Today, Solid Biosciences released a letter to the Duchenne muscular dystrophy (DMD) community regarding the decision by the US Food and Drug Administration (FDA) to place the company’s IGNITE DMD clinical trial on hold because the latest child dosed experienced a serious adverse event (SAE). The full letter follows.
Letter to the Duchenne Community: Update on IGNITE DMD:
Dear Duchenne community,
Since day one, we have had one clear objective at Solid Biosciences — to discover, develop, and deliver meaningful new therapies for patients with DMD. Our singular focus has been on Duchenne, and on improving the lives of patients and their families.
This morning we issued a press release providing an update on IGNITE DMD, our phase 1/2 clinical study with our microdystrophin gene therapy, SGT-001. In our ongoing commitment to the Duchenne community, we would like to provide you with this update.
The latest child dosed has experienced a serious adverse event (SAE), and thankfully, he is now improving. We have reported the event to the FDA and the IGNITE DMD Data Safety Monitoring Board. Following notification, we received a phone call from the FDA informing us that the IGNITE DMD study has been placed on hold and we expect to receive formal written communication from the agency with additional information. We are committed to working with the FDA to resolve the hold.

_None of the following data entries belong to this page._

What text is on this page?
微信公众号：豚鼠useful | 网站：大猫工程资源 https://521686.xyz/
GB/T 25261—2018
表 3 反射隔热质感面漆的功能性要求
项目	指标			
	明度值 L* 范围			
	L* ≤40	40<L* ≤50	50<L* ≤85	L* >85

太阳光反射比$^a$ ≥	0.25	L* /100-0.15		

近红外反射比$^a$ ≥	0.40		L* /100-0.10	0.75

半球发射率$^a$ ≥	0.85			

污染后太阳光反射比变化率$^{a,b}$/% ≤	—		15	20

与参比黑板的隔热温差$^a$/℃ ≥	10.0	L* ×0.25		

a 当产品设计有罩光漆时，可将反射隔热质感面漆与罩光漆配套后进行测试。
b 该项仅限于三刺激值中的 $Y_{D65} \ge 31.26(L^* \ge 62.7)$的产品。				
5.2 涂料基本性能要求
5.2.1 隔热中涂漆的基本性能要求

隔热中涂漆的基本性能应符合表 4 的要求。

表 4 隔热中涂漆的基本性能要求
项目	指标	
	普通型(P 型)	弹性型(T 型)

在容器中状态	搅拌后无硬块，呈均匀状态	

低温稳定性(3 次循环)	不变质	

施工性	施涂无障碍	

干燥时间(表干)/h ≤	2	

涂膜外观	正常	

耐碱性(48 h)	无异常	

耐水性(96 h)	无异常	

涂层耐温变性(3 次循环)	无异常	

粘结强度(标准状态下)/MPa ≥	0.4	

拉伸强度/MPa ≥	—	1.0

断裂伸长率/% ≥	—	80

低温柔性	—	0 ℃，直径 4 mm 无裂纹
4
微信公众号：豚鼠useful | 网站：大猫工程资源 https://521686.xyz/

To date, six patients have been dosed with SGT-001. This includes three patients in the first dose cohort at the 5E13 vg/kg dose. These patients are all doing well. As you may recall, in February of this year, we reported initial data from this first cohort — and we announced our plan to increase the dose to 2E14 vg/kg.
Three patients have now been dosed in this second cohort. The first two of these patients are also doing well. As mentioned above, the third patient in the 2E14 vg/kg cohort was dosed late in October and experienced an SAE. The SAE led to low platelet count, a decrease in red blood cell count, acute kidney injury, and cardiopulmonary decline. As last reported, the patient is being closely followed by his care team. He is recovering and continues to improve. We are working hard to better understand this event, and we will continue to monitor this patient with Dr. Barry Byrne and his exceptional team at the University of Florida.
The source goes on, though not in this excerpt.